3. Special rules for indirect control

Indirect control refers to a situation where there is at least one intermediate entity or person between the corporation and the corporate interest holder(s) at the top of the chain of intermediaries. The indirect control rules require you to look through intermediate entities or persons in a chain of control until you have identified the natural person who indirectly controls the shares or rights of the company.

Excluded intermediate entities or persons

If you encounter an excluded intermediate entity or persons when looking through a chain of control, you are not required to keep looking through that entity or person; you can stop there and do not have to list anyone as an interest holder in that chain of control.
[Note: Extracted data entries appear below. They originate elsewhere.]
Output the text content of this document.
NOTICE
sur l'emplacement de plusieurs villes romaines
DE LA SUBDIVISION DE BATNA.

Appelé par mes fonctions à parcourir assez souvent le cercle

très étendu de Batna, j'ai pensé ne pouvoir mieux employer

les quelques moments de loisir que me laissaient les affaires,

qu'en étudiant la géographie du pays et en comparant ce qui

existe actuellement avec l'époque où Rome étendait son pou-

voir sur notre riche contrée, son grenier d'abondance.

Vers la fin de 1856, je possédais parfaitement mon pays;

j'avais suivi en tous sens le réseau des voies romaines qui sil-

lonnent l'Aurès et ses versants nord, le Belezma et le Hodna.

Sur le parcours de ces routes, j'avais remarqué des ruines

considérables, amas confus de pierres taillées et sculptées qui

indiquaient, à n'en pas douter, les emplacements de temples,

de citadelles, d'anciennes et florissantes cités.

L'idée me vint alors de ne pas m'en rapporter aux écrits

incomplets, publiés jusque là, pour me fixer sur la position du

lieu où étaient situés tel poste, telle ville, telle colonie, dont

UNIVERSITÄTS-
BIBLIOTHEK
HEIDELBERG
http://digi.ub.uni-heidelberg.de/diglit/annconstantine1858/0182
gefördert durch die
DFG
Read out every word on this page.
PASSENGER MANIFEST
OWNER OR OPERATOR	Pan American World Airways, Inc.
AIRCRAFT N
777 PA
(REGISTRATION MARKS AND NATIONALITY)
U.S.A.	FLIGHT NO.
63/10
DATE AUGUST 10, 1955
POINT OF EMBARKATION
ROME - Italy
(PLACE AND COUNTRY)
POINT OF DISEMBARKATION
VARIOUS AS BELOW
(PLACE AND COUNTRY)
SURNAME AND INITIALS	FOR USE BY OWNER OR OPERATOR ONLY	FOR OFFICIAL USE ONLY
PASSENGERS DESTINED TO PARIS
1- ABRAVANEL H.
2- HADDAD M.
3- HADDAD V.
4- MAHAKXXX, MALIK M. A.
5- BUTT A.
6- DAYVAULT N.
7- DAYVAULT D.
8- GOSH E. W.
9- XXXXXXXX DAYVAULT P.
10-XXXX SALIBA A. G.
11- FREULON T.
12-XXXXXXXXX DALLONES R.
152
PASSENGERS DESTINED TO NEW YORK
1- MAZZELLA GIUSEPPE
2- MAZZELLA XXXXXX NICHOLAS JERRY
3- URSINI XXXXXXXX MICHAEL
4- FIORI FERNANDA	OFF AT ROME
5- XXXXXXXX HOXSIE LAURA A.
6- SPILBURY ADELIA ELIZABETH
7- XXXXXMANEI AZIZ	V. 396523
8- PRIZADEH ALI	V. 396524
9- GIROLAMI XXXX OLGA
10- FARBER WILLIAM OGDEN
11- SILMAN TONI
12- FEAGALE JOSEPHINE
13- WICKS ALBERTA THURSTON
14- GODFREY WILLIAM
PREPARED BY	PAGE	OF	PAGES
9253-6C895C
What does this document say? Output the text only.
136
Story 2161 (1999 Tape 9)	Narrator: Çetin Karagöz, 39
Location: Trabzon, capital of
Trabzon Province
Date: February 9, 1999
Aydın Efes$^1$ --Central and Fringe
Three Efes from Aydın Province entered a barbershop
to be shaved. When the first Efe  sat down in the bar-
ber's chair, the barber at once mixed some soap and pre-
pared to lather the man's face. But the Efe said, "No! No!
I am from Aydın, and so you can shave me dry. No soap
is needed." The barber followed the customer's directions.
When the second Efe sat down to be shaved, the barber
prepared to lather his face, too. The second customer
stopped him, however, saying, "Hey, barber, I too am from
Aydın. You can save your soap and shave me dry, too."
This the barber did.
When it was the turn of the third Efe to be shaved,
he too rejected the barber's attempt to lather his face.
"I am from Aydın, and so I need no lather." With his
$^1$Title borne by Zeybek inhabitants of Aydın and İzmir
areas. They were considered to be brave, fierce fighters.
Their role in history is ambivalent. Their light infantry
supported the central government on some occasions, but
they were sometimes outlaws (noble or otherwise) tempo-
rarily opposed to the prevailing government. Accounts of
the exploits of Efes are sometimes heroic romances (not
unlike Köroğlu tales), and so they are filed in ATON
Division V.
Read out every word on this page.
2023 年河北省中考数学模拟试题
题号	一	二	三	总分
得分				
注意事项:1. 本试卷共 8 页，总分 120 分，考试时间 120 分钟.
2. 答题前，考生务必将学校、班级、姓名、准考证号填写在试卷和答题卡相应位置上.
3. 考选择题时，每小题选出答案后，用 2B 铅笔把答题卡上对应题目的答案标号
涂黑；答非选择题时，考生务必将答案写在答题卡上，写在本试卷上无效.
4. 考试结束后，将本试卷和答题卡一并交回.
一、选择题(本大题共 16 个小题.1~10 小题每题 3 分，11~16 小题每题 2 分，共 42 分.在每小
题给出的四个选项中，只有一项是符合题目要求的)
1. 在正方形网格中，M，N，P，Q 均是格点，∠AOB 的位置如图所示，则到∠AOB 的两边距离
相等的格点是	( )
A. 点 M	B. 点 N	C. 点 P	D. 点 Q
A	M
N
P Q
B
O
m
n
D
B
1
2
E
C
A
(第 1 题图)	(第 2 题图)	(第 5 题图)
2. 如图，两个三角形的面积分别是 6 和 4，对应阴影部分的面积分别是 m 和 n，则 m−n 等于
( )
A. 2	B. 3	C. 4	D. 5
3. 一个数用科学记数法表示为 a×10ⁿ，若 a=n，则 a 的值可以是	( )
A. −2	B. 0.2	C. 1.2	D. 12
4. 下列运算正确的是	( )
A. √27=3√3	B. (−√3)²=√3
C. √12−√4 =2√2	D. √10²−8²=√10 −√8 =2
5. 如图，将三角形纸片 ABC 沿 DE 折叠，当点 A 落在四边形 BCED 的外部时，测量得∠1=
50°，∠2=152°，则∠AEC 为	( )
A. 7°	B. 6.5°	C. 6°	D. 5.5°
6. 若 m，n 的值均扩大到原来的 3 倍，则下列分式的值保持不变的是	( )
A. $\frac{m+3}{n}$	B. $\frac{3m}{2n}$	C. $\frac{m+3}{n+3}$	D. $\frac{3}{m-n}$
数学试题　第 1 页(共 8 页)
If any other shares or votes of the company are held in a separate chain of control, you still need to look through intermediate entities or persons in that separate chain of control to determine if someone has indirect control of those other shares or rights and needs to be listed as significant individual in the company’s register. See the example below.

 

Example - Excluded intermediate entities or persons

Example of excluded intermediate entities or persons

In the diagram above, Corporation Z will indicate on its transparency report that there are no corporate interest holders as the Public Guardian and Trustee (PGT) is an excluded intermediate entity or person. As a result, Corporation Z does not need to look past the PGT and may stop tracing the chain of control. 

By contrast, Corporation A must list Individual 1 in their transparency report as that individual has indirect control of the other 50% of the interest in land.